Wednesday, November 3, 2010

CAN'T GET OUT OF MY OWN WAY...AND I APPARENTLY BLOCK MYSELF CONSTANTLY!



Why is it that even enjoying a glass of wine is not the same, the excitement of going out is not the same, everything just "Feels" differently at the moment!

I want everything to stay the same yet be different. I want to have it all and eat my cake too! I want to be the same person I was before kids, now with kids...but that's just NOT possible, and this I know. NOT to mention I would not have it any other way! IT's amazing that even when you know what happens after the baby is born, and the emotional roller-coaster that you ride, it's still not enough warning to go through it again...and you forget that you are in "transition" time, that you don't just pop back into the person you were, before the baby came! I need to remind myself that constantly, just to get through the day sometimes.

I am so fine with not having a typical "maternity leave" I love what I do and there's not taking time off, but at the same time, I can never get this time back with Lila so I try and stop and take a moment, to remember that.
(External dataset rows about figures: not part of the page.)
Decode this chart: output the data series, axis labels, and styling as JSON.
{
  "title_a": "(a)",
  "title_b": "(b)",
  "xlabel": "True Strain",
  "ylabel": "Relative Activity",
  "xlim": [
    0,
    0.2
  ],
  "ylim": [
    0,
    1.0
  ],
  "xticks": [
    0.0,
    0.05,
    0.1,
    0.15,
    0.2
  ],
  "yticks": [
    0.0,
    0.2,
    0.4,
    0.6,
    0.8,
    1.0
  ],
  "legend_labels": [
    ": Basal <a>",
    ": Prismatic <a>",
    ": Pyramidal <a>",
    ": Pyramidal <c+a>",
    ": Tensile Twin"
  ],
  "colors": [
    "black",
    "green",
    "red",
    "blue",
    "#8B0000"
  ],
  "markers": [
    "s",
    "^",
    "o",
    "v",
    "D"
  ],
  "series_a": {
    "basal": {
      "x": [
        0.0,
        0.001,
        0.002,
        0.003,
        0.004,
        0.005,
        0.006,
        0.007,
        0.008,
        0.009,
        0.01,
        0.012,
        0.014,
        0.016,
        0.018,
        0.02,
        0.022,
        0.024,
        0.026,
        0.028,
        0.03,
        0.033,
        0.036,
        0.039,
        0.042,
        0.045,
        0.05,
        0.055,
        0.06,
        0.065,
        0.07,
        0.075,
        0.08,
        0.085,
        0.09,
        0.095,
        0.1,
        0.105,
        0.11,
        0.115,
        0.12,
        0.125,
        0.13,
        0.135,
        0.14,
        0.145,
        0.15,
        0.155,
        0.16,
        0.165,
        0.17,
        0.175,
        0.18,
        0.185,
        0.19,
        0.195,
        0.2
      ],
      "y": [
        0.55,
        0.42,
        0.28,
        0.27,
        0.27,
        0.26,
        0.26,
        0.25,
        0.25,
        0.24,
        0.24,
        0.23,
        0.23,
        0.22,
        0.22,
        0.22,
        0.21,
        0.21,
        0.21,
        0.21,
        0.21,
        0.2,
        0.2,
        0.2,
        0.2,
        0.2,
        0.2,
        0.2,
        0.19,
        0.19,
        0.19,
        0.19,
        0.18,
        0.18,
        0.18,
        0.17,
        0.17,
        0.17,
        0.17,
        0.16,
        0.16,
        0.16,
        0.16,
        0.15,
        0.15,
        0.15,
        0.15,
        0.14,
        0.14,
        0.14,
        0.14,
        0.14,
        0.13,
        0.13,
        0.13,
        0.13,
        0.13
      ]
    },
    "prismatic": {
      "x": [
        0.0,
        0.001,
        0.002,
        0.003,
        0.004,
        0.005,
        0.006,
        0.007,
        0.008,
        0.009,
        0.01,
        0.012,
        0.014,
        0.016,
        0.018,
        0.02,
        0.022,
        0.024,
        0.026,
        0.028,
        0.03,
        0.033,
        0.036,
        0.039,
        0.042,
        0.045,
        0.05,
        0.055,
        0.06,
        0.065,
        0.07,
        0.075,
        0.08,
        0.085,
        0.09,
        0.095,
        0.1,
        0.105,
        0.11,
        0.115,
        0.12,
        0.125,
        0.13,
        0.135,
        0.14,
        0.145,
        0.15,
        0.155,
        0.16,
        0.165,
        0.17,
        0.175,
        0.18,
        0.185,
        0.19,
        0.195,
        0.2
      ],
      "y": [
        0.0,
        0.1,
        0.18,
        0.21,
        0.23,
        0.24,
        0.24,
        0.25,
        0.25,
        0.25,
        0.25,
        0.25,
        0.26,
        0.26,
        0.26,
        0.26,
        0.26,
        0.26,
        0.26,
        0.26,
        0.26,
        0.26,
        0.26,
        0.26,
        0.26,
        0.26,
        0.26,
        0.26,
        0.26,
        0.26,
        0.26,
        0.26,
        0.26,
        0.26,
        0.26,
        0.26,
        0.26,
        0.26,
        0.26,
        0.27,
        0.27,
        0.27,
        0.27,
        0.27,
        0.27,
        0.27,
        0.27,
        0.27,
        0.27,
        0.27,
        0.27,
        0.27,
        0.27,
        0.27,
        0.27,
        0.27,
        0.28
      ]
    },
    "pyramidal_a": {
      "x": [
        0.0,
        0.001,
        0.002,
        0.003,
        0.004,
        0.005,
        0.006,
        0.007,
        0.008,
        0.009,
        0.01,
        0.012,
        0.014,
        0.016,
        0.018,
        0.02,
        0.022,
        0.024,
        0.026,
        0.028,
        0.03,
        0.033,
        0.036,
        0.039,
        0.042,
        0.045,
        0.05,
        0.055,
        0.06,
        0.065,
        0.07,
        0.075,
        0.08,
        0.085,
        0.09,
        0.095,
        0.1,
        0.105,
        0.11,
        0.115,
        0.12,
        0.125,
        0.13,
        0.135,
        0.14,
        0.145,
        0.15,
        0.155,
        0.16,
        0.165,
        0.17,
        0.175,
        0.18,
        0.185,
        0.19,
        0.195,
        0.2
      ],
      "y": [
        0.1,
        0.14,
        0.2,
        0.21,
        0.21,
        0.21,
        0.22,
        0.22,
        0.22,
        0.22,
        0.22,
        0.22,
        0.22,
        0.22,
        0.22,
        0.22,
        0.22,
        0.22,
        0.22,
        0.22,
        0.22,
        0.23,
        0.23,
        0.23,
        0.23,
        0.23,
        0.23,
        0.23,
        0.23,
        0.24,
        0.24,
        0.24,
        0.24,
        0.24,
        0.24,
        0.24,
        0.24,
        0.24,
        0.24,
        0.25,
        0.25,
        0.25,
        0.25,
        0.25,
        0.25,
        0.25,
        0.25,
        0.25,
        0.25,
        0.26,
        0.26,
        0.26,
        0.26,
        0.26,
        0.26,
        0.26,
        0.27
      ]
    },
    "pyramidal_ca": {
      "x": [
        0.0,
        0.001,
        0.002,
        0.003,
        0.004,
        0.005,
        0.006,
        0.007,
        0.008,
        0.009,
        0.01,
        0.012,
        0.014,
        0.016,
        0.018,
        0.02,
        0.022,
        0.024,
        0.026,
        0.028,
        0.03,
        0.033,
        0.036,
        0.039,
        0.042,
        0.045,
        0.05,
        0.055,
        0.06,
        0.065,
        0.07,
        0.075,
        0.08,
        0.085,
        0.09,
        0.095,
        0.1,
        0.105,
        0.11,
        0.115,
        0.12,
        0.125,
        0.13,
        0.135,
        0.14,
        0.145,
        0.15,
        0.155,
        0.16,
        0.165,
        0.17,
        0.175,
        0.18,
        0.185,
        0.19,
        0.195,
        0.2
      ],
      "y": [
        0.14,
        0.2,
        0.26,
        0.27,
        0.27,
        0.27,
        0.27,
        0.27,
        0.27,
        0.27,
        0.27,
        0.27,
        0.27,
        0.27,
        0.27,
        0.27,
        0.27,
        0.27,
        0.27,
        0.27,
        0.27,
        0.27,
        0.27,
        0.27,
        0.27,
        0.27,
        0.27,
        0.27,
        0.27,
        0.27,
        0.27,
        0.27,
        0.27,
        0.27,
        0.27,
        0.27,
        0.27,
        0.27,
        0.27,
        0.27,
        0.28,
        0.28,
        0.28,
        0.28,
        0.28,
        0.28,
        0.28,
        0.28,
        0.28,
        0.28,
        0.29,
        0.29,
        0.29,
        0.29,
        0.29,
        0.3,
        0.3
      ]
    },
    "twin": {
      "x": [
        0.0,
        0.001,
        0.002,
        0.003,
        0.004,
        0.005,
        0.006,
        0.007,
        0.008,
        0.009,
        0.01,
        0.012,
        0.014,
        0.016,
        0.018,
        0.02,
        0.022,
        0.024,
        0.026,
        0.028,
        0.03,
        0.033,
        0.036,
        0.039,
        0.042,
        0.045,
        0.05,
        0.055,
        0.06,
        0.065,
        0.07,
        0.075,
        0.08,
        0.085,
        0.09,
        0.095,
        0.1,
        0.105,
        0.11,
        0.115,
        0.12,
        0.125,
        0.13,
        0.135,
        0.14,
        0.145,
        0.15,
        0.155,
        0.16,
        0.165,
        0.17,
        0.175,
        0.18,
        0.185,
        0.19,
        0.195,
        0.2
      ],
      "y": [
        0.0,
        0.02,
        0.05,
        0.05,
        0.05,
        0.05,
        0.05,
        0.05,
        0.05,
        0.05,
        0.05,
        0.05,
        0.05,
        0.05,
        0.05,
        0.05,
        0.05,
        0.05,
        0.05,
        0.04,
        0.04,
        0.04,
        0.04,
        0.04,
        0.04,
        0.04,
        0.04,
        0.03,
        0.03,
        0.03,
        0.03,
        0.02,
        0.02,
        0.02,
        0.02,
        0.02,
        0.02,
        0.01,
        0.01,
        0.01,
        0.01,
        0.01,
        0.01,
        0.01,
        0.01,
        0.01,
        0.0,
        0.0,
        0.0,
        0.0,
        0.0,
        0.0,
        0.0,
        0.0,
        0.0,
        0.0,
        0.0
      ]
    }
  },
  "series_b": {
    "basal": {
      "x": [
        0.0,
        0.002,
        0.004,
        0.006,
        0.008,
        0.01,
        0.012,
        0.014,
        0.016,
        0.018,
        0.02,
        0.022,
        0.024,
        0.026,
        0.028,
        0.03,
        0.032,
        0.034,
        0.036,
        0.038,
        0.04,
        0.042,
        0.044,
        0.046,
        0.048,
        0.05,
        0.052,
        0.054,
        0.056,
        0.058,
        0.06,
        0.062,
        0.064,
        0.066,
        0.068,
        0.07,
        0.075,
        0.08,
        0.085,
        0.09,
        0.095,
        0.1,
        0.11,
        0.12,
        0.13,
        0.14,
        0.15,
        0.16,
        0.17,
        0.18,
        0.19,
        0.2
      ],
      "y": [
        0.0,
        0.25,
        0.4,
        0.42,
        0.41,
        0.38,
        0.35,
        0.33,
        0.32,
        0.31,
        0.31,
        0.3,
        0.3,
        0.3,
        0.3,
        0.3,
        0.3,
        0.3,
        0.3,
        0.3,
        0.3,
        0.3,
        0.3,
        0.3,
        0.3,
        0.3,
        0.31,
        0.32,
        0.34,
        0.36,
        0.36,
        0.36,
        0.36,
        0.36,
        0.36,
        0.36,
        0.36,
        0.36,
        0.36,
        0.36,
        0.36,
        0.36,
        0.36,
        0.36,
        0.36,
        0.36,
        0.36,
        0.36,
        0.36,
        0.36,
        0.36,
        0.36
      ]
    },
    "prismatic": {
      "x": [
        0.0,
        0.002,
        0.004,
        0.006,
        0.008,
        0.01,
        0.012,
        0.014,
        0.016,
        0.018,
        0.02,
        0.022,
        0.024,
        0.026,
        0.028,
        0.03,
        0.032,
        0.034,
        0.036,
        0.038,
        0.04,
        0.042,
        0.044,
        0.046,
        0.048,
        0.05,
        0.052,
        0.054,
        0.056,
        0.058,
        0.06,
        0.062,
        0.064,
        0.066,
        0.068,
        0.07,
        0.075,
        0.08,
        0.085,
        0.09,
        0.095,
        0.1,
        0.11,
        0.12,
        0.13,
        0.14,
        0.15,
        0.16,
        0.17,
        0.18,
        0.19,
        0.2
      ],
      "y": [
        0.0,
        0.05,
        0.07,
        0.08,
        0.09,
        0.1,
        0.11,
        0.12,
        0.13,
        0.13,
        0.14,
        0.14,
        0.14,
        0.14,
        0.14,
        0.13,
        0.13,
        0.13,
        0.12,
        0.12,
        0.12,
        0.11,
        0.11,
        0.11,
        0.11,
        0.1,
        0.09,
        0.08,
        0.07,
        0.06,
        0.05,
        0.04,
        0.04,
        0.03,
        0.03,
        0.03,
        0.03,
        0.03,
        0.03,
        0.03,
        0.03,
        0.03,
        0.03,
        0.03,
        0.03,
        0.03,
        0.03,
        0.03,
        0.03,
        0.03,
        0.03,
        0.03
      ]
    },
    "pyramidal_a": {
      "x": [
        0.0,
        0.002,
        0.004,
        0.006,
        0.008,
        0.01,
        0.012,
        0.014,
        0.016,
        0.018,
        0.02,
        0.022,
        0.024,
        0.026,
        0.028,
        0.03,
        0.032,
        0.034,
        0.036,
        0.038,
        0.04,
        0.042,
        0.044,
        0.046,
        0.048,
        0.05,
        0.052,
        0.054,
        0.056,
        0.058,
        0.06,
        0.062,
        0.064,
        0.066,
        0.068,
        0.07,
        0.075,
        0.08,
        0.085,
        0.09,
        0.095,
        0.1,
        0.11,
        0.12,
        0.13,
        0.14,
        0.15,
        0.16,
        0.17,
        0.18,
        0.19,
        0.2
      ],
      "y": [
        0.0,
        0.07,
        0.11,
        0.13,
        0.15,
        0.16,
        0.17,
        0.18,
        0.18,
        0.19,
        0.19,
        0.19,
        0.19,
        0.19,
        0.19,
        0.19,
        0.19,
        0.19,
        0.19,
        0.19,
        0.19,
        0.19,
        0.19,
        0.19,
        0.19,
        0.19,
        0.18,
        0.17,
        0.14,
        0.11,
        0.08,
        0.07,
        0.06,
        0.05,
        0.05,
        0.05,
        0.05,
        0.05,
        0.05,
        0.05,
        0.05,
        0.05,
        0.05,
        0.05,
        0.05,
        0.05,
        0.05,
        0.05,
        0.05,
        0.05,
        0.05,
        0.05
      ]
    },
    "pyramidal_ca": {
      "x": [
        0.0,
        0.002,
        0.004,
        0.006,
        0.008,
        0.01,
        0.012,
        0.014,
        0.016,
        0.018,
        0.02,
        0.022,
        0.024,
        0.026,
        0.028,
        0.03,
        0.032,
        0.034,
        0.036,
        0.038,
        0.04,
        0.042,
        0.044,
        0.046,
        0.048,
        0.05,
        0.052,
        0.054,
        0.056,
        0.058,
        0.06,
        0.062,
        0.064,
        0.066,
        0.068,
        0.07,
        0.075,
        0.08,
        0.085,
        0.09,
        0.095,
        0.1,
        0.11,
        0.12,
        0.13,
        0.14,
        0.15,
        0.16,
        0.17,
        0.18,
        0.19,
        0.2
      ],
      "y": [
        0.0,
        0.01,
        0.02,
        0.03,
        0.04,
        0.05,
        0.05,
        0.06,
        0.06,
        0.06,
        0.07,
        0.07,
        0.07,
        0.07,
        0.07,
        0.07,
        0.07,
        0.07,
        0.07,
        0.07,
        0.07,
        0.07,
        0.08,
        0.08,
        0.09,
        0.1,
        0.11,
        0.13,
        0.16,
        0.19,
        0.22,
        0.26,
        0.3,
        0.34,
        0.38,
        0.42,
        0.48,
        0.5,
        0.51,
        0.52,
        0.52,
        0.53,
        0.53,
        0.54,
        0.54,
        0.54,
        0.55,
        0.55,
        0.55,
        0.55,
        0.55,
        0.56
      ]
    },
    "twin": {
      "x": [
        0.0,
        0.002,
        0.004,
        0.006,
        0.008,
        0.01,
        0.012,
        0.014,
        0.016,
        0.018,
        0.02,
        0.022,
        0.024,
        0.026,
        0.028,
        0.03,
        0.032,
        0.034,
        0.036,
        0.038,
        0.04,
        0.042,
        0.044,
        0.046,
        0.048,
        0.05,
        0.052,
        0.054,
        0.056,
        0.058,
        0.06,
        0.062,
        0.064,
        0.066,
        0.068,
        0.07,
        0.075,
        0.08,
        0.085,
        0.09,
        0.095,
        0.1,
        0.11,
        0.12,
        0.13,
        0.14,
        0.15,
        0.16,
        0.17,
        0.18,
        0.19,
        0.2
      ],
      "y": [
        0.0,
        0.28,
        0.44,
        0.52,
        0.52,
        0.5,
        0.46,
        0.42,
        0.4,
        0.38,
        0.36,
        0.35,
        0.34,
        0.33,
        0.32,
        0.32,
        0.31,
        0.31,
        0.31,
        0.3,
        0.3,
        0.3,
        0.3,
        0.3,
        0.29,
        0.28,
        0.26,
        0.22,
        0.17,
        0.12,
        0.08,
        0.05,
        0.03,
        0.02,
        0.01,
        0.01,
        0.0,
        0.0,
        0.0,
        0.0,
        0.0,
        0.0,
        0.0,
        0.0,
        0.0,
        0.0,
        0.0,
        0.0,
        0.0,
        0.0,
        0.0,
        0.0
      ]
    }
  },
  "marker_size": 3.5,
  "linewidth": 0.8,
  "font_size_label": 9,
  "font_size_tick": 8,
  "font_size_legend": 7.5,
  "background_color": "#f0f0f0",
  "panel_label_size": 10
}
I want to be the one that has it all but keeps it together at the same time, most of the time I like to think that I am...but other times I am a mess. You would think I would weight 10 pounds for the amount of time I am on my feet and not sitting; but then again, SO many woman do just as much if not more than I do...so I SHOULD be able to hack it!

Anyway, it's life changing they say having a baby..."Having a baby changes everything" I just don't want to forget who I am/was and hope to still be, SOME of that person.